Nixon's devaluation was a sudden shock (going from a fixed exchange-rate system to a floating exchange-rate one) and had much bigger effects than the gradual process we're seeing now.

Econoclast said...

I just want to make sure that I see any other comments, so I'm checking "email follow-up comments to." For some reason, I couldn't to that with the original note.

Unknown said...

I just wonder why fed pay interests on the excess reserve, especially when this rate is higher than those of trading between banks.

Econoclast said...

The Fed pays banks on excess reserves because it is trying to keep the banks from being so nervous and scared. (It's related to the reason why the Fed has purchased a lot of "toxic" assets from banks.)The Fed itself says that it does this "to eliminate effectively the implicit tax that reserve requirements used to impose on depository institutions" but that doesn't address the question of why banks are holding so many excess reserves.

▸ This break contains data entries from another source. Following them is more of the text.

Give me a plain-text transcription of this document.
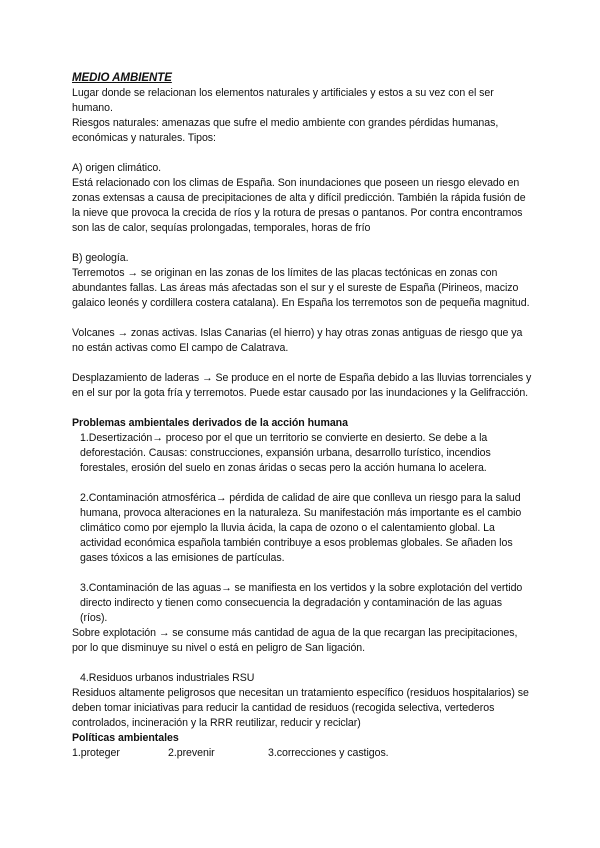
MEDIO AMBIENTE

Lugar donde se relacionan los elementos naturales y artificiales y estos a su vez con el ser humano.

Riesgos naturales: amenazas que sufre el medio ambiente con grandes pérdidas humanas, económicas y naturales. Tipos:

A) origen climático.

Está relacionado con los climas de España. Son inundaciones que poseen un riesgo elevado en zonas extensas a causa de precipitaciones de alta y difícil predicción. También la rápida fusión de la nieve que provoca la crecida de ríos y la rotura de presas o pantanos. Por contra encontramos son las de calor, sequías prolongadas, temporales, horas de frío

B) geología.

Terremotos → se originan en las zonas de los límites de las placas tectónicas en zonas con abundantes fallas. Las áreas más afectadas son el sur y el sureste de España (Pirineos, macizo galaico leonés y cordillera costera catalana). En España los terremotos son de pequeña magnitud.

Volcanes → zonas activas. Islas Canarias (el hierro) y hay otras zonas antiguas de riesgo que ya no están activas como El campo de Calatrava.

Desplazamiento de laderas → Se produce en el norte de España debido a las lluvias torrenciales y en el sur por la gota fría y terremotos. Puede estar causado por las inundaciones y la Gelifracción.

Problemas ambientales derivados de la acción humana

1.Desertización→ proceso por el que un territorio se convierte en desierto. Se debe a la deforestación. Causas: construcciones, expansión urbana, desarrollo turístico, incendios forestales, erosión del suelo en zonas áridas o secas pero la acción humana lo acelera.

2.Contaminación atmosférica→ pérdida de calidad de aire que conlleva un riesgo para la salud humana, provoca alteraciones en la naturaleza. Su manifestación más importante es el cambio climático como por ejemplo la lluvia ácida, la capa de ozono o el calentamiento global. La actividad económica española también contribuye a esos problemas globales. Se añaden los gases tóxicos a las emisiones de partículas.

3.Contaminación de las aguas→ se manifiesta en los vertidos y la sobre explotación del vertido directo indirecto y tienen como consecuencia la degradación y contaminación de las aguas (ríos).

Sobre explotación → se consume más cantidad de agua de la que recargan las precipitaciones, por lo que disminuye su nivel o está en peligro de San ligación.

4.Residuos urbanos industriales RSU

Residuos altamente peligrosos que necesitan un tratamiento específico (residuos hospitalarios) se deben tomar iniciativas para reducir la cantidad de residuos (recogida selectiva, vertederos controlados, incineración y la RRR reutilizar, reducir y reciclar)

Políticas ambientales

1.proteger	2.prevenir	3.correcciones y castigos.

Paying interest on reserves discourages very-short-term loans by banks to other banks, especially when the rate is higher that the fed funds (interbank) rate. That's true right now (0.25% vs. 0.1%) However, paying interest on reserves is not a major factor holding back bank lending to non-bank institutions, since they pay higher interest rates than those on "overnight" loans between banks.

Unknown said...

The fed bought almost 30 persent of the bonds, certainly banks will hold excess reserves. The question here is when these money leak out of US into euro zone or other countries, so leading the devaluation of dollar, which might be good for US economy.

Econoclast said...

Cash writes: > The question here is when these money leak out of US into euro zone or other countries, so leading the devaluation of dollar, which might be good for US economy.<

yes, as I said, that will likely happen, unless other central banks (especially the European Central Bank) also pump up the money supply.

theyenguy said...

Bust always follows boom; in the new normal of authoritarianism, the sovereignty of regional economic fascism provides the seigniorage of diktat money. Now after five years of money market capitalism, with the Fed having lost control of the Benchmark Interest Rate, ^TNS, the tail risk of Global ZIRP, is economic deflation and economic recession; she is going to be a bad bitch. Regionalism is the singular dynamo of economic activity under authoritarianism, and is it attempts to deal with the derisking of liberalism’s debt trades and deleveraging out of currency carry trades.